KB: Jakie jest pana ulubione zioło?
MA: Macierzanka. To jest bardzo skromne zioło, jedno z pierwszych, jakie zbierałem i piłem w formie naparu. Było to też ulubione zioło osób, które mnie uczyły zbierania.
KB: Czy myśli pan o swoich obecnych decyzjach biznesowych w kategoriach przyszłej sukcesji w firmie?

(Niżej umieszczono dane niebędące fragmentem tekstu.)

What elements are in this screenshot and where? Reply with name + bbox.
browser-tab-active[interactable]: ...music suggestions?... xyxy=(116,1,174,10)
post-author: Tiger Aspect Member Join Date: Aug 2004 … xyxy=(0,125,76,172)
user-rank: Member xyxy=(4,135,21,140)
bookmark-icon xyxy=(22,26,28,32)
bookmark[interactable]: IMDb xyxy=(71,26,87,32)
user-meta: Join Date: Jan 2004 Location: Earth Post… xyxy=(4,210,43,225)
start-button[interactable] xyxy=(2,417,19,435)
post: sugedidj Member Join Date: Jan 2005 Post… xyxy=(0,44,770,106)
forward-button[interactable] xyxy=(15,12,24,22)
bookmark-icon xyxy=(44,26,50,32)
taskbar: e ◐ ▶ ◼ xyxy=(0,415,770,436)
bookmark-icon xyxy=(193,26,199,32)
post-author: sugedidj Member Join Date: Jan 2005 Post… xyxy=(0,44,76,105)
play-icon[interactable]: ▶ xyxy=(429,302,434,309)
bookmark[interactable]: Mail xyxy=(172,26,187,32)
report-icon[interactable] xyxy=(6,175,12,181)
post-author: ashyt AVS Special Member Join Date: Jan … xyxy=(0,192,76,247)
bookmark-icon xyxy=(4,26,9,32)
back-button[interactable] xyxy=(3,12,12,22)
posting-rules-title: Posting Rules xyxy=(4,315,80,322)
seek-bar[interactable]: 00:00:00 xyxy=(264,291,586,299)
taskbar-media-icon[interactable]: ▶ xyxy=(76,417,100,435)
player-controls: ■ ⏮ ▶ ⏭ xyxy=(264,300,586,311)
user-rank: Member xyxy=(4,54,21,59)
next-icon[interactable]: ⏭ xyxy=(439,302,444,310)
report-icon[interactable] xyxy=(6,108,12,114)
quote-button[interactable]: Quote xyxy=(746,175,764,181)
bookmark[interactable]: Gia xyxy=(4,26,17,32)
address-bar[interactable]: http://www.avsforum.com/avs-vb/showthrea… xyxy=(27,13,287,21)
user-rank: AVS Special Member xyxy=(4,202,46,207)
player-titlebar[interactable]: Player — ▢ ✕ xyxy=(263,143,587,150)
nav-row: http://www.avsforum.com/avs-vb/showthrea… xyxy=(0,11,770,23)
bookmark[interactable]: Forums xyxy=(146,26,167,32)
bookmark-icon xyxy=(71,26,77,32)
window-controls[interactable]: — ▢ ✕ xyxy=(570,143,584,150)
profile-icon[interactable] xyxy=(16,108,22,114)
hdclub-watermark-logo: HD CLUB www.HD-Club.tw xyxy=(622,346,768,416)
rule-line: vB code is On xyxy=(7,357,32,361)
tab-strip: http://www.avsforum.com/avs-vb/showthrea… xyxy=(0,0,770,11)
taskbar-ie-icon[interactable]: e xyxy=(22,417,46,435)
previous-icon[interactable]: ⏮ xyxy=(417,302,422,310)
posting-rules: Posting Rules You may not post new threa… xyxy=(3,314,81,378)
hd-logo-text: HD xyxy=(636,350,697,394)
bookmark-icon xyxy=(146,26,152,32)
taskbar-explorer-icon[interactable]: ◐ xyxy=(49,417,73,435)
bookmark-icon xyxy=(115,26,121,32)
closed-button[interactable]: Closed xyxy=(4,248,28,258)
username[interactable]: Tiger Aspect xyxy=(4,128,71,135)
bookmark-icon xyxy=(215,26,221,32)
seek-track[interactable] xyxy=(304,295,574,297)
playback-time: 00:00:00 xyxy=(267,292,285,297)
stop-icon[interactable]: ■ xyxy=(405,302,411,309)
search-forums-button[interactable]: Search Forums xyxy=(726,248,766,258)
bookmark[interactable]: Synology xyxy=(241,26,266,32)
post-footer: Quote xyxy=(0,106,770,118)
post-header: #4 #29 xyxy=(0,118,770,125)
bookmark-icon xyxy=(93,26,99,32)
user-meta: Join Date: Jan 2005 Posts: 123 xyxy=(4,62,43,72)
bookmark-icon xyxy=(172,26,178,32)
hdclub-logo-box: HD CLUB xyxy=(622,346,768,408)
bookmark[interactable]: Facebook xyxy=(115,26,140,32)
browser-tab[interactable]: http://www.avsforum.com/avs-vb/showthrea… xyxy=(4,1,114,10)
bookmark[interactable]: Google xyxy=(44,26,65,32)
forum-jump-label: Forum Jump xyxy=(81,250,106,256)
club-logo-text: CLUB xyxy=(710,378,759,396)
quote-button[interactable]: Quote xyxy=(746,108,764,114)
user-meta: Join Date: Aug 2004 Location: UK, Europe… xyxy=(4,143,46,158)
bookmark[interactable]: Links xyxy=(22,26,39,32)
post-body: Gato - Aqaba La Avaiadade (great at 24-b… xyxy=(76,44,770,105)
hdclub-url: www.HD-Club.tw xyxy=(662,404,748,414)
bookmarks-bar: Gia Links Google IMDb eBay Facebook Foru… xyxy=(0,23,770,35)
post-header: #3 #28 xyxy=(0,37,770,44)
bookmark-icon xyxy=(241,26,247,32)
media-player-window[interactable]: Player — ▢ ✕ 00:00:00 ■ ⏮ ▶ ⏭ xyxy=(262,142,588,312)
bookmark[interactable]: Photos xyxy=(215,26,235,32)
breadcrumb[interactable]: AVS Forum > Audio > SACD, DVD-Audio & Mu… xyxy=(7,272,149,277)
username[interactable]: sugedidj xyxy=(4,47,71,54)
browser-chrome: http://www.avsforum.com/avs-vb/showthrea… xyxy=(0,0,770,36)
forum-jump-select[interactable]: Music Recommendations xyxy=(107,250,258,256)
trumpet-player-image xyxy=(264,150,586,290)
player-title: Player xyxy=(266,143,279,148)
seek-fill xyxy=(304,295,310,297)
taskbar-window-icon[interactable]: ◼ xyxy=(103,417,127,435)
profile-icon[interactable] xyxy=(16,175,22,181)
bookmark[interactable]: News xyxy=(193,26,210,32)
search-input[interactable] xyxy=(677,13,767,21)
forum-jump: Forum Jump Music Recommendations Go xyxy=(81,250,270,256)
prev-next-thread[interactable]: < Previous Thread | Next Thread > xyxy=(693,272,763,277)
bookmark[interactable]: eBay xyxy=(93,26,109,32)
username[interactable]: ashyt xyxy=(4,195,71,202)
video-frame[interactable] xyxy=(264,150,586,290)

MA: Tak, oczywiście. W moim wieku, a mam 54 lata, trzeba się nad tym zastanawiać. Mam trzy córki, które coraz bardziej interesują się tym, co robię, i również pomagają. Środkowa córka jest odpowiedzialna za wspomniany punkt w Warszawie, najmłodsza studiuje technologię żywności – pod kątem umiejętności prowadzenia firmy. Wydaje mi się, że młode pokolenie ma teraz wielkie możliwości, aby uczyć się działania w biznesie. Natomiast ja przeprowadziłem firmę przez różne sytuacje – a zdarzały się też ciężkie etapy – dlatego że tworzyłem i prowadzę ją w miejscu, w którym się urodziłem i które znam. Dla mnie to jest sprawa kluczowa. Dzięki temu nie mam problemu ze znalezieniem nowych pracowników, w przeciwieństwie do wielu przedsiębiorców. Moje dzieci nie wychowały się w tym środowisku, więc nie mogę mieć pewności, że sobie poradzą. Mam nadzieję, że to nasze pokolenie, które zakładało firmy na początku lat 90., zdąży ugruntować je na rynku, nie tylko polskim, ale też światowym, zaś nowe pokolenie będzie lepiej przygotowane do przyszłych wyzwań, jakie na pewno przed tymi firmami staną.
Mirosław Angielczyk
twórca i właściciel firmy zielarskiej Dary Natury, a także Ziołowego Zakątka i Podlaskiego Ogrodu Ziołowego (ogrodu botanicznego). Obronił doktorat w warszawskiej Szkole Głównej Gospodarstwa Wiejskiego w zakresie botaniki zielarskiej.